I find the kind of legacy you want very desirable.
One of the biggest regrets in life is not having found the kind of interest in US political history 55 years ago when I was in high school.
But government, or any else, can't "level the playing field". It isn't possible to do so when nature has provided differing heights, society has added to it and every individual has done the same.
At best, all anyone can do is smooth out the rough spots; the mountains nature provides must be climbed by the individual. Even your example (and it is a good one) can't do it all - a movie casting for Cleopatra will never hire Arnold Swarznegger for the position. We can insist that the bumps we put in the way (Hire a Black!? Never!) be leveled, but that's all.
But Wilderness, whether "government or anyone else" can level the playing field is not the point. That it is government's responsibility to try to do so is.
As I noted earlier, if Madison had gotten his Federal Negative incorporated into the Constitution, can you imagine the extrapolations of that charter that we would be living with now?
Heaven help us. Roe v. Wade would have been but a footnote, rather than a landmark.
Come on bud, give it up. Madison was right. Even though his "Negative" wasn't the ideal solution, his thought of mitigating the power of factions was. And, as far as it goes, My Esoteric's point that it is the government's responsibility to try to maintain a level playing field is a correct interpretation.
As I mentioned earlier, we have summitted this thread. There doesn't seem to be any disagreement to argue with.
I don't know (that Madison was right) - states very often lead the way in the matter of personal rights. Women's suffrage (I think), gay rights, marijuana usage and even abortion come to mind.

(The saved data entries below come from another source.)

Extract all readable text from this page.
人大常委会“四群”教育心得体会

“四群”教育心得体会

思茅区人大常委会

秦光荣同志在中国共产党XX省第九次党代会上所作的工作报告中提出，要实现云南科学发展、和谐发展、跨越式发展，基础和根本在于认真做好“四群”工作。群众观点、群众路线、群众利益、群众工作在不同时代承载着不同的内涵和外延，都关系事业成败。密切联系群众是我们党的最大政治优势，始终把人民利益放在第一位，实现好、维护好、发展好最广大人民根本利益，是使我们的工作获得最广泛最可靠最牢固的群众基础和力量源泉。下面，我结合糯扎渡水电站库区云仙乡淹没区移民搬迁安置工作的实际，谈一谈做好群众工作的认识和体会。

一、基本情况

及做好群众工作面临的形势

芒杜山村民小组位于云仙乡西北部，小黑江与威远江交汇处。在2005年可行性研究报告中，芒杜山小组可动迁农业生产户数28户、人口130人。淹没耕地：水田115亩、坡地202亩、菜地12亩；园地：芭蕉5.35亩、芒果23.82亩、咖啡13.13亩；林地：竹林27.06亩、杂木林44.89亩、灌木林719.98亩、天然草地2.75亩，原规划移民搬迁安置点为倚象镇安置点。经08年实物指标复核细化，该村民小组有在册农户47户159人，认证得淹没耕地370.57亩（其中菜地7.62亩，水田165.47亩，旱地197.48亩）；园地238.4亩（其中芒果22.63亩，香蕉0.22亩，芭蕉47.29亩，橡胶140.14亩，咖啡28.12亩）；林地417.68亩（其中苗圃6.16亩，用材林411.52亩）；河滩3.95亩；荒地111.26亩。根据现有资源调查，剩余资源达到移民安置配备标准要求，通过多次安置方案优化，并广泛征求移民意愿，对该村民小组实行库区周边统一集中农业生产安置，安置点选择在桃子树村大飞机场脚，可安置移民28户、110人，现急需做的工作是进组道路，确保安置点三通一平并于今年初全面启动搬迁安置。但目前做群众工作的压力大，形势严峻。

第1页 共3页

The feds would shut them all down at the first hint.
It's too easy to sit back and say that the feds were right...a few decades after they agreed with some of the states. And with the current mind set in Congress, every change in party supremacy would result in a change in how states must behave!
I think you have taken my point wrong Wilderness. I am glad Madison's Negative didn't make the cut. I am also glad that our government structure includes, essentially, that same Negative power, in the form of the Judiciary.
Those points weren't meant to say the Feds should lead the way. Or that the Feds should be the arbiter of what good State actions should be. It was only meant as the Judiciary branch of our government potentially being a check against extreme State inequities. And even that only occurred with maturity. We are still remembering our Dred Scott legacy. But, I think that period of maturing was the beauty of the set-up because it stepped right along with the maturity of our nation. I strongly support a 'State's Rights' position, but I am glad there is a potential referee too.
Think back and recall modern historical instances where the Judiciary used that Negative power over a state. I didn't give it a lot of thought, but none come immediately to mind. Now imagine if that Negative power was in the hands of a partisan elected government executive...
Wildnerness' "Women's suffrage (I think), gay rights, marijuana usage and even abortion come to mind. "- all examples of the bad results from a misguided majority telling the minority how to live. The link to states and Madison is the fact that many state legislatures were controlled by those who believed 1) women (and blacks for that matter) shouldn't vote, 2) homosexuality is a choice and is bad, 3) marijuana is so dangerous to the public good that it must be banned, and 4) woman shouldn't have control over their own bodies.
All but suffrage can be traced to the faction of fundamentalist Christianity; no suffrage was more wide-spread but not, initially, ubiquitous. I was stunned to learn in the last 12 months that at the time of ratification at least one State allowed blacks and women to vote. That ended after Andrew Jackson, I believe, took office.